Paulinho da Força destacou que o novo enfoque não prevê perdão total, mas modulações nas penas. “Ninguém que participou do planejamento, financiamento ou depredação deixará de ser condenado, mas poderá ter redução de pena”, afirmou ao deixar a reunião. A expectativa é que as 141 pessoas ainda presas possam progredir de regime, saindo do fechado, enquanto para o núcleo principal, como Bolsonaro, as reduções seriam menores, preservando as sanções definidas pelo STF. O relator planeja iniciar conversas com líderes partidários para calibrar os tempos de pena aplicáveis a crimes contra a democracia, e uma reunião com ministros do STF deve ser agendada, embora o tamanho exato das reduções não tenha sido discutido no encontro.
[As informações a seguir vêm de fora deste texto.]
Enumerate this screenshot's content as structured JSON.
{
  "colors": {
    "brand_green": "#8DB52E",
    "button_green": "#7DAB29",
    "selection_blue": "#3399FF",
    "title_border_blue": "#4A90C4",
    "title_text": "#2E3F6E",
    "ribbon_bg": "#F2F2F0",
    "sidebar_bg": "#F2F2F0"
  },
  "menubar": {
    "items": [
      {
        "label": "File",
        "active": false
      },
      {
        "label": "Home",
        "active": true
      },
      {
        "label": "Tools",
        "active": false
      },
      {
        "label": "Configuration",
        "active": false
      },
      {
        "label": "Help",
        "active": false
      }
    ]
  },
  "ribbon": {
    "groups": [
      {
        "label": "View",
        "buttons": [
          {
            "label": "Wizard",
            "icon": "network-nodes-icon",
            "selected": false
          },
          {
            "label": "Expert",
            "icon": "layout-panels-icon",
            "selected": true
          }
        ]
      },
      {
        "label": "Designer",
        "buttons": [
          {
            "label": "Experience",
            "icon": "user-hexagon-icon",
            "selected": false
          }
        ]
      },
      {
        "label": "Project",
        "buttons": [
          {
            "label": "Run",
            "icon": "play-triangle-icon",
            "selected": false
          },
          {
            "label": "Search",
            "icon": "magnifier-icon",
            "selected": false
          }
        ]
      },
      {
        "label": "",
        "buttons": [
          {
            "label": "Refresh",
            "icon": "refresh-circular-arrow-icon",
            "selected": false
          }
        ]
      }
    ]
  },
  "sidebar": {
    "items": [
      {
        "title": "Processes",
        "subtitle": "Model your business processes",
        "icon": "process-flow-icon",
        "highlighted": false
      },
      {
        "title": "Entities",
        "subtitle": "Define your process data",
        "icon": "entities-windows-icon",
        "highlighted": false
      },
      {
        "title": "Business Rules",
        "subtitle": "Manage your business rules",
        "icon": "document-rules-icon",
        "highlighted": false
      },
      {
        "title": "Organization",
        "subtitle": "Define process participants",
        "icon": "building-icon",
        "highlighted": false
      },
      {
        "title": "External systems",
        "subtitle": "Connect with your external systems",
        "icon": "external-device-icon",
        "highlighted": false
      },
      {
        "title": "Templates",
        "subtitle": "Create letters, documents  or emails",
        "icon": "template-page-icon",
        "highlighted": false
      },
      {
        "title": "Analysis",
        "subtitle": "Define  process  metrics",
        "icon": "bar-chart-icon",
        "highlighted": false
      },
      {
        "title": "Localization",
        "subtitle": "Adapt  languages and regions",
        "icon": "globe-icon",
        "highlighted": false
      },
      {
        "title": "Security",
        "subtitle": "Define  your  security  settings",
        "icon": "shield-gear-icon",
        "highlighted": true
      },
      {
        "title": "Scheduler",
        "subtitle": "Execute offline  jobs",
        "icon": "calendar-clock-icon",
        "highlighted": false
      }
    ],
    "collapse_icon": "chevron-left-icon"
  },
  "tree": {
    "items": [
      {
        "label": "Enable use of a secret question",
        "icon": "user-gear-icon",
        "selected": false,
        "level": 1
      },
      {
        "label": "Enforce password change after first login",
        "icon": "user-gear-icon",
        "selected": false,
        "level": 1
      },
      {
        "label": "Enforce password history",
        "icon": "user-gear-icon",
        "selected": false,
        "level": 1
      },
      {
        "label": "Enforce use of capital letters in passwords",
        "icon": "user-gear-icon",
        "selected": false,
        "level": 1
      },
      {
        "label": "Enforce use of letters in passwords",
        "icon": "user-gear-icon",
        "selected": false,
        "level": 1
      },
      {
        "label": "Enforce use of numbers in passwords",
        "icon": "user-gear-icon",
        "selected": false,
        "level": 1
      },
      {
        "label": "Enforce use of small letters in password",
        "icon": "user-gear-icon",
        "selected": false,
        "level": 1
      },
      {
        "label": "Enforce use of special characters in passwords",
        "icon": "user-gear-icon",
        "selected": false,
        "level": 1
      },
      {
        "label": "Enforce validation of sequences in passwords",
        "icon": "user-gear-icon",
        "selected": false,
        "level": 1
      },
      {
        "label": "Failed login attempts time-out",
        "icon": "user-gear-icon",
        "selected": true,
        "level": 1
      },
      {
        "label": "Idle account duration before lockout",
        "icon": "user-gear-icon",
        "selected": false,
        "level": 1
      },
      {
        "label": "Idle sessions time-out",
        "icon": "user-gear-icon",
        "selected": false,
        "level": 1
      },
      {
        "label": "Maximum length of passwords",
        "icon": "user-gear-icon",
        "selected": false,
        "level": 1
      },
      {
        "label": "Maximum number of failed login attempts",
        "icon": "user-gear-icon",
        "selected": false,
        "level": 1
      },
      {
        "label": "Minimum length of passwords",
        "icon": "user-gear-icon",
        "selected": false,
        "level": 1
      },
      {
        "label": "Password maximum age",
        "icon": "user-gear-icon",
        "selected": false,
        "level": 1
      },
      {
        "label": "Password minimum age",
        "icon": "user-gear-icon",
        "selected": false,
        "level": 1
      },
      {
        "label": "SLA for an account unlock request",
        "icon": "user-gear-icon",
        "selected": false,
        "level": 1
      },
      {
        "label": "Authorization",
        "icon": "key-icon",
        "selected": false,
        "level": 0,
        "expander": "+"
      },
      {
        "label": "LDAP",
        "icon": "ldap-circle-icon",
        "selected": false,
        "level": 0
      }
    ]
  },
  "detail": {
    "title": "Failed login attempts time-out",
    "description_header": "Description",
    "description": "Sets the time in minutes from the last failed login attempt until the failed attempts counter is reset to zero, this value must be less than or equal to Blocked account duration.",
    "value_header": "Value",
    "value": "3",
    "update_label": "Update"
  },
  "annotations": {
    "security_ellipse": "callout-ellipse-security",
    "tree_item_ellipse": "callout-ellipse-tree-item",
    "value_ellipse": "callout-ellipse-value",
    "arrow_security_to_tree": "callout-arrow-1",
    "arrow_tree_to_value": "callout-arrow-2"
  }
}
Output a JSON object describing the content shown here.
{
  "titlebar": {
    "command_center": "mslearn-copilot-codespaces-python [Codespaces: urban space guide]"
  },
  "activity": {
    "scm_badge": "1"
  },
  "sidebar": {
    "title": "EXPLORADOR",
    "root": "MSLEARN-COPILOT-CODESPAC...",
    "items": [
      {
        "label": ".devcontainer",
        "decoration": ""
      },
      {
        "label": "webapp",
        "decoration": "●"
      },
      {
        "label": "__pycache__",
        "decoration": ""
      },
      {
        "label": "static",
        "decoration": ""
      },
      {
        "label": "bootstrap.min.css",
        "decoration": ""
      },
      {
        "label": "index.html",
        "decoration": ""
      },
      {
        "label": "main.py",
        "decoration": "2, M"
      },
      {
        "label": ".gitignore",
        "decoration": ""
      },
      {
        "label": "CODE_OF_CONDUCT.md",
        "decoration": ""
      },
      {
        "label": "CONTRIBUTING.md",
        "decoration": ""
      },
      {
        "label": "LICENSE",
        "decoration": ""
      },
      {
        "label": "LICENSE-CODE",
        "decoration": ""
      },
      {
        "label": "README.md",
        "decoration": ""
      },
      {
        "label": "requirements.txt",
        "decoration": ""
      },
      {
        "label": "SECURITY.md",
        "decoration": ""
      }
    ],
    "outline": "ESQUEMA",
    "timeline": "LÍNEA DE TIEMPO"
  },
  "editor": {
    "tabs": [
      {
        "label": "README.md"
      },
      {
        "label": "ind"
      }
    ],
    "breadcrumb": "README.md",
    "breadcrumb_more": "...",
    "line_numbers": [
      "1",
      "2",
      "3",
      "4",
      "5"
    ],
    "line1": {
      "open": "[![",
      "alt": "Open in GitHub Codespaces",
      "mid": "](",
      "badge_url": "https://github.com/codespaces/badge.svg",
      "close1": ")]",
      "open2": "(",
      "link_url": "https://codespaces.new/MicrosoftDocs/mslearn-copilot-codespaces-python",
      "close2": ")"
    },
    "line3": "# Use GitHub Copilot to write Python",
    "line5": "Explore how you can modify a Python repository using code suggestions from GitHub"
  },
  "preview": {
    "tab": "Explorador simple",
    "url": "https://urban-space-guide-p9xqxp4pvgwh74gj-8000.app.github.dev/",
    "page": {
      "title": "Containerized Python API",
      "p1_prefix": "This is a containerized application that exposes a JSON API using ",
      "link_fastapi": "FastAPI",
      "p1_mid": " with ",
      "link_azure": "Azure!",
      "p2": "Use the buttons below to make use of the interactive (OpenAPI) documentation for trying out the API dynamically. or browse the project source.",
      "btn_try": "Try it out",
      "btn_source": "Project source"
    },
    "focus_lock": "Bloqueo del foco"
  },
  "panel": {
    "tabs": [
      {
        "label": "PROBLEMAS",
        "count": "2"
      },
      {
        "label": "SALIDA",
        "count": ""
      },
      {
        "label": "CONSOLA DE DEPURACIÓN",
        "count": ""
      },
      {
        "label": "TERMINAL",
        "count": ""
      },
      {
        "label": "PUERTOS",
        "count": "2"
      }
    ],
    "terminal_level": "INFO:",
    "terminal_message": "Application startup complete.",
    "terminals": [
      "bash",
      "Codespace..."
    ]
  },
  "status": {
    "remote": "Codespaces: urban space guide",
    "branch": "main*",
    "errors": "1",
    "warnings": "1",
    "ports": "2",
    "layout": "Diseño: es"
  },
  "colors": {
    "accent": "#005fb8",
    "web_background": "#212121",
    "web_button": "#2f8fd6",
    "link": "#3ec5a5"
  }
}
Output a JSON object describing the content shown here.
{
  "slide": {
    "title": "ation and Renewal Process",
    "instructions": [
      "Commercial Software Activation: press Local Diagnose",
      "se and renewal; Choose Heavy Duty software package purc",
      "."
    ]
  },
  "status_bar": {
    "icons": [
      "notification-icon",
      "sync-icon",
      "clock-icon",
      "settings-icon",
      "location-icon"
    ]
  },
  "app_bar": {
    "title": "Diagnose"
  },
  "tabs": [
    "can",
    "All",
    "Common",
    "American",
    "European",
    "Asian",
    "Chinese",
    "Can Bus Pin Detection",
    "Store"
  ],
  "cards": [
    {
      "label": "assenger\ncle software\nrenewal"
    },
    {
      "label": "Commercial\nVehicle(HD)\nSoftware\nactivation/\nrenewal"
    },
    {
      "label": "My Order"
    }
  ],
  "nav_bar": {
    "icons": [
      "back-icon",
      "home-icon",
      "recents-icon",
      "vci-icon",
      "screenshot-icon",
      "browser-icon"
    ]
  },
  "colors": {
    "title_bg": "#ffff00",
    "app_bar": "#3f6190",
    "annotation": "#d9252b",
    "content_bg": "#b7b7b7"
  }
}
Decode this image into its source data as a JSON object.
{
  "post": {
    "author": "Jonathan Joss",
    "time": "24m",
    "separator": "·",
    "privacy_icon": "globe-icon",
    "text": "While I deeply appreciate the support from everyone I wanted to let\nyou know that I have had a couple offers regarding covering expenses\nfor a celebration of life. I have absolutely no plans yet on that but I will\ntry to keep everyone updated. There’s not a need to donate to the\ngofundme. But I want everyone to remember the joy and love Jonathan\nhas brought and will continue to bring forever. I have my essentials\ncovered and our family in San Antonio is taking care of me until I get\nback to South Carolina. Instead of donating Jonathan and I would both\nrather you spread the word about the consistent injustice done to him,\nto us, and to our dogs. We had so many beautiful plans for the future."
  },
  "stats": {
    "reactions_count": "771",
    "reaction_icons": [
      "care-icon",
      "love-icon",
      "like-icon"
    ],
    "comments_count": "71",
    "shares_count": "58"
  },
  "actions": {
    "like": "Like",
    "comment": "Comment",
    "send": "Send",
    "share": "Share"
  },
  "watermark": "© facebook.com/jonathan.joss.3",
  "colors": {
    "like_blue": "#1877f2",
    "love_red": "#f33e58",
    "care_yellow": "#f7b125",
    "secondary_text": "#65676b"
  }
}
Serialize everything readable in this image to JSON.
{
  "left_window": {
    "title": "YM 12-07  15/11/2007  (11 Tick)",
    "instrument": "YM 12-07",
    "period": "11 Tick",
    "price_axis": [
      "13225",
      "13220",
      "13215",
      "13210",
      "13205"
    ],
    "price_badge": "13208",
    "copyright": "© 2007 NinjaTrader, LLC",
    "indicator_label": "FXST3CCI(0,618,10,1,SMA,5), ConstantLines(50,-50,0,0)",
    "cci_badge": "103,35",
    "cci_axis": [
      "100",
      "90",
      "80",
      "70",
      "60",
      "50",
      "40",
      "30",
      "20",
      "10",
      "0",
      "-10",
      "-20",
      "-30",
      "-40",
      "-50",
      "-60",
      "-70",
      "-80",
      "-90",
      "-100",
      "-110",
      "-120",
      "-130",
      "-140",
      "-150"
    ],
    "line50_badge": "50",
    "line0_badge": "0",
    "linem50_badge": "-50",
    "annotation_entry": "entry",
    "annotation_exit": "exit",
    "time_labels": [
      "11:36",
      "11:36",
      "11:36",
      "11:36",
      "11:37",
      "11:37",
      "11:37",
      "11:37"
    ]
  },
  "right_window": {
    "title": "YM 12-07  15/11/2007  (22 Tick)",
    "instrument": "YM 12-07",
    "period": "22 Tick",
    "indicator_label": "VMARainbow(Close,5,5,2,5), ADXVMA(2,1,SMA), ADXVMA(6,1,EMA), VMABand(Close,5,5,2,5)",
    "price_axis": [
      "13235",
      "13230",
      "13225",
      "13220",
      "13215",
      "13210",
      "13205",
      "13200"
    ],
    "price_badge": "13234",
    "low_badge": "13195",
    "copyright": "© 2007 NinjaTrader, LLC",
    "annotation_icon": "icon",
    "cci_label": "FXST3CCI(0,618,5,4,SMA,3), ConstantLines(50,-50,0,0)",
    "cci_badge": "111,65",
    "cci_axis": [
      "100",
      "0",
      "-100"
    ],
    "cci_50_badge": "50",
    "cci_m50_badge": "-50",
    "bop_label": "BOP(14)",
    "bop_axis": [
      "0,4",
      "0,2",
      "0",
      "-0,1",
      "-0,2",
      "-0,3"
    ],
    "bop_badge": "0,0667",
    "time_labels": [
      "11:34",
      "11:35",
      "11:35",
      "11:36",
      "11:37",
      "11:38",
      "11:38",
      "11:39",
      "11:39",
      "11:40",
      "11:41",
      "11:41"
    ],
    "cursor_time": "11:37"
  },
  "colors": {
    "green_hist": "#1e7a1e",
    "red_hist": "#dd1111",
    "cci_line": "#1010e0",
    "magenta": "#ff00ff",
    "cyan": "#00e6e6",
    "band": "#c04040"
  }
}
Aécio Neves, convidado por Temer, reforçou sua oposição à anistia ampla, mas defendeu a revisão das penas, citando sua experiência como ex-presidente da Câmara. O grupo avalia que o PL, que defende anistia total, pode ser convencido de que a dosimetria é a via mais viável para pacificar o país, evitando isolamento político. Essa articulação representa uma inflexão estratégica para lidar com as consequências dos eventos de 8 de janeiro.